Multi-repos KISS
- 866 words
- 5 min
I have never worked in a monorepo professionally.
One project, multiple repositories, multiple build pipelines, multiple artifacts, multiple deployment jobs, for one system, always.
Frontend vs backend splits, microservices, code vs infrastructure, "this is just a spike"... there always seems to be a "reason" to somebody why this is a good idea. "We want to be able to release components separately" is inevitably followed by "But our release testing doesn't work and so we have a CAB meeting with 7 days notice. In reality we only ever release everything at once, maybe each month.".
Multiple development pipelines are set up, one for each repository, some with subtle dependencies on another. An easy solution is found - just using the latest merged build from the other repository. Two hours later a developer struggles to test and merge a change which requires changes in both branches. This is fine because automated pull request build validation is far beyond the horizon - the development lead eyes the diffs and merges anyway.
Wikipedia's page on Monorepos provides a non-exhaustive list of Limitations and disadvantages, but not once have I heard one of those items given as a reason when abandoning the monorepo, nor heard a reason I felt should be added to it. I would love to see others contribute valid reasons to it. Looking at what's currently there more closely:
- Loss of version information (Semantic versioning breaks when using the same build number across the project)
- Semantic versioning is another of those things I rarely see employed in a professional setting in the first place...
- Lack of per-project access control
- I would argue that this is no longer a loss, but is solved in modern collaboration tools with branch policies preventing merges without specific approvals and/or build validation. Build validation can easily enforce different policies per-path. Some collaboration tools such as Azure DevOps then provide first party path filters on branch policies.

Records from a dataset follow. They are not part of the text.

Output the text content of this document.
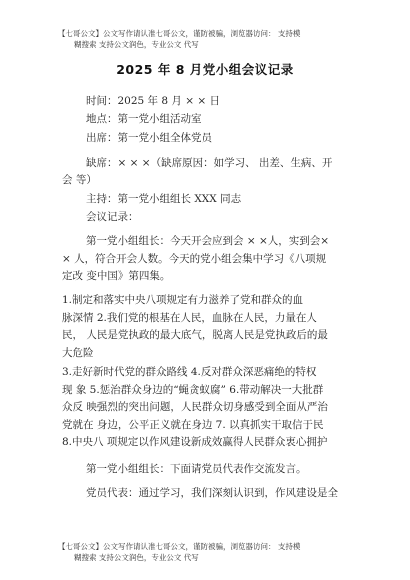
【七哥公文】公文写作请认准七哥公文，谨防被骗，浏览器访问： 支持模
糊搜索 支持公文润色，专业公文 代写
2025 年 8 月党小组会议记录
时间：2025 年 8 月 × × 日
地点：第一党小组活动室
出席：第一党小组全体党员
缺席：× × ×（缺席原因：如学习、 出差、生病、开
会 等）
主持：第一党小组组长 XXX 同志
会议记录：
第一党小组组长：今天开会应到会 × ×人，实到会×
× 人，符合开会人数。今天的党小组会集中学习《八项规
定改 变中国》第四集。
1.制定和落实中央八项规定有力滋养了党和群众的血
脉深情 2.我们党的根基在人民，血脉在人民，力量在人
民， 人民是党执政的最大底气，脱离人民是党执政后的最
大危险
3.走好新时代党的群众路线 4.反对群众深恶痛绝的特权
现 象 5.惩治群众身边的“蝇贪蚁腐” 6.带动解决一大批群
众反 映强烈的突出问题，人民群众切身感受到全面从严治
党就在 身边，公平正义就在身边 7. 以真抓实干取信于民
8.中央八 项规定以作风建设新成效赢得人民群众衷心拥护
第一党小组组长：下面请党员代表作交流发言。
党员代表：通过学习，我们深刻认识到，作风建设是全
【七哥公文】公文写作请认准七哥公文，谨防被骗，浏览器访问： 支持模
糊搜索 支持公文润色，专业公文 代写
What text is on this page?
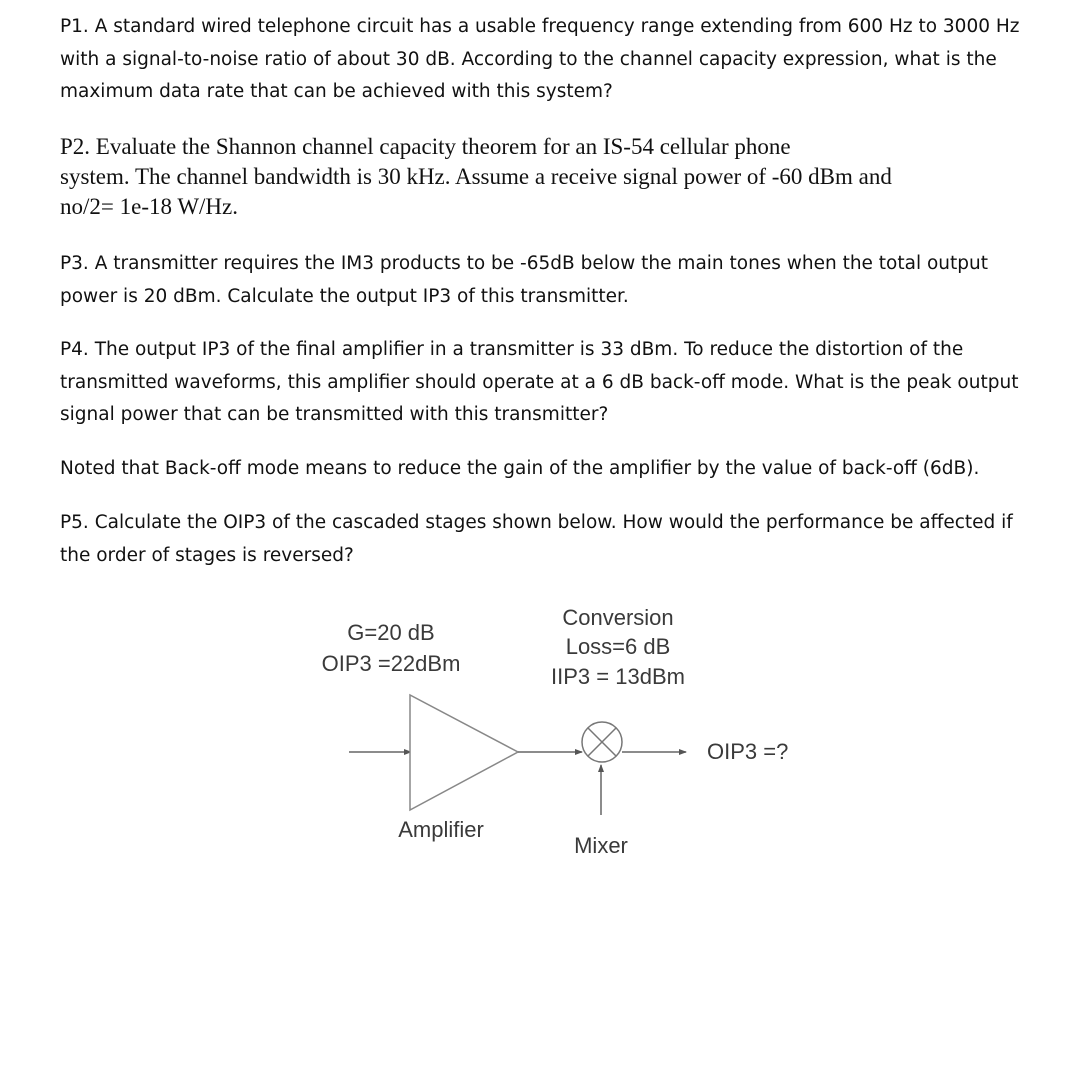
P1. A standard wired telephone circuit has a usable frequency range extending from 600 Hz to 3000 Hz
with a signal-to-noise ratio of about 30 dB. According to the channel capacity expression, what is the
maximum data rate that can be achieved with this system?

P2. Evaluate the Shannon channel capacity theorem for an IS-54 cellular phone
system. The channel bandwidth is 30 kHz. Assume a receive signal power of -60 dBm and
no/2= 1e-18 W/Hz.

P3. A transmitter requires the IM3 products to be -65dB below the main tones when the total output
power is 20 dBm. Calculate the output IP3 of this transmitter.

P4. The output IP3 of the final amplifier in a transmitter is 33 dBm. To reduce the distortion of the
transmitted waveforms, this amplifier should operate at a 6 dB back-off mode. What is the peak output
signal power that can be transmitted with this transmitter?

Noted that Back-off mode means to reduce the gain of the amplifier by the value of back-off (6dB).

P5. Calculate the OIP3 of the cascaded stages shown below. How would the performance be affected if
the order of stages is reversed?

G=20 dB
OIP3 =22dBm
Conversion
Loss=6 dB
IIP3 = 13dBm
OIP3 =?
Amplifier
Mixer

"Atomic Commits" is probably the item on the Advantages list that I feel is most often ignored. I see organisations inevitably reinvent processes, procedure & bureaucracy on top of the development process to regain the atomicity still desired. Inevitably, this devolves into a manual process, an engineer down the line having to eye up versions when deploying. Mistakes happen.
I argue multirepos are almost always a class of premature optimisation which isn't called out or documented well enough. I'm no authority on Dev: structure your code as you want, microservice if you think it's the only way to manage your complexity. 6 engineers and 20 microservices? Sure, you're the expert, good luck!
But to Ops Engineers, I say play tough and demand to make your team's lives easier: argue the case for a monorepo.
- Make it work
- KISS: Keep It Simple, Stupid! Stick it into a single repo, single build pipeline.
- Figure out how your project is going to end up before you optimise for it.
- Dependencies you won't have anticipated will crop up here and it'll be easier to manage.
- Make it right
- This is where you really build up your CI/CD, testing, everything you can afford.
- Enforce some form of automated Pull Request build validation. (Even if it's just a green build, no testing.)
- Since everything is in one place, it's easy to work out what assurances you want to build into the system.
- Don't think about templating bits until you're doing it for the 3rd time and you already need a template.
- Make it fast
- Your build pipeline already has multiple parallel steps, there's probably one which is far slower than the rest.
- I bet 50p you can improve the speed of this step in an acceptable, obvious way.
- Build VM's are also cheap.
- This is potentially when you give in to demands to split the pipeline out.
- Reuse pipeline templates in different ways - perhaps pull requests need everything built and tested which can take longer, but pushes run a subset?
- Agree a better versioning strategy than "append Jenkins' job number"
- Can't avoid a proper artifact management strategy now...
- Work out dependencies & triggers between pipelines.
- A million other options you can think of, all easy to make iteratively since everything is still in a single repository so you can implement it in one clean commit.
- I bet you can still deliver a single artifact by this point, even if you think you're ready to move on to the next step.
- Do what you want. (Pad that CV!)
- Multi-repo? If you really want to, go for it... it'll be simpler to chop up the repo and the build pipeline than if you had to build everything at the start. You'll be warned earlier if things break since you'll see existing build systems fail, even though you may not have proper tests. You've still got to work out further dependencies, versioning strategies and all those other things you would have needed to figure out at the start but probably skipped to get it working.
Multi-repos aren't necessarily bad, you just don't need them yet.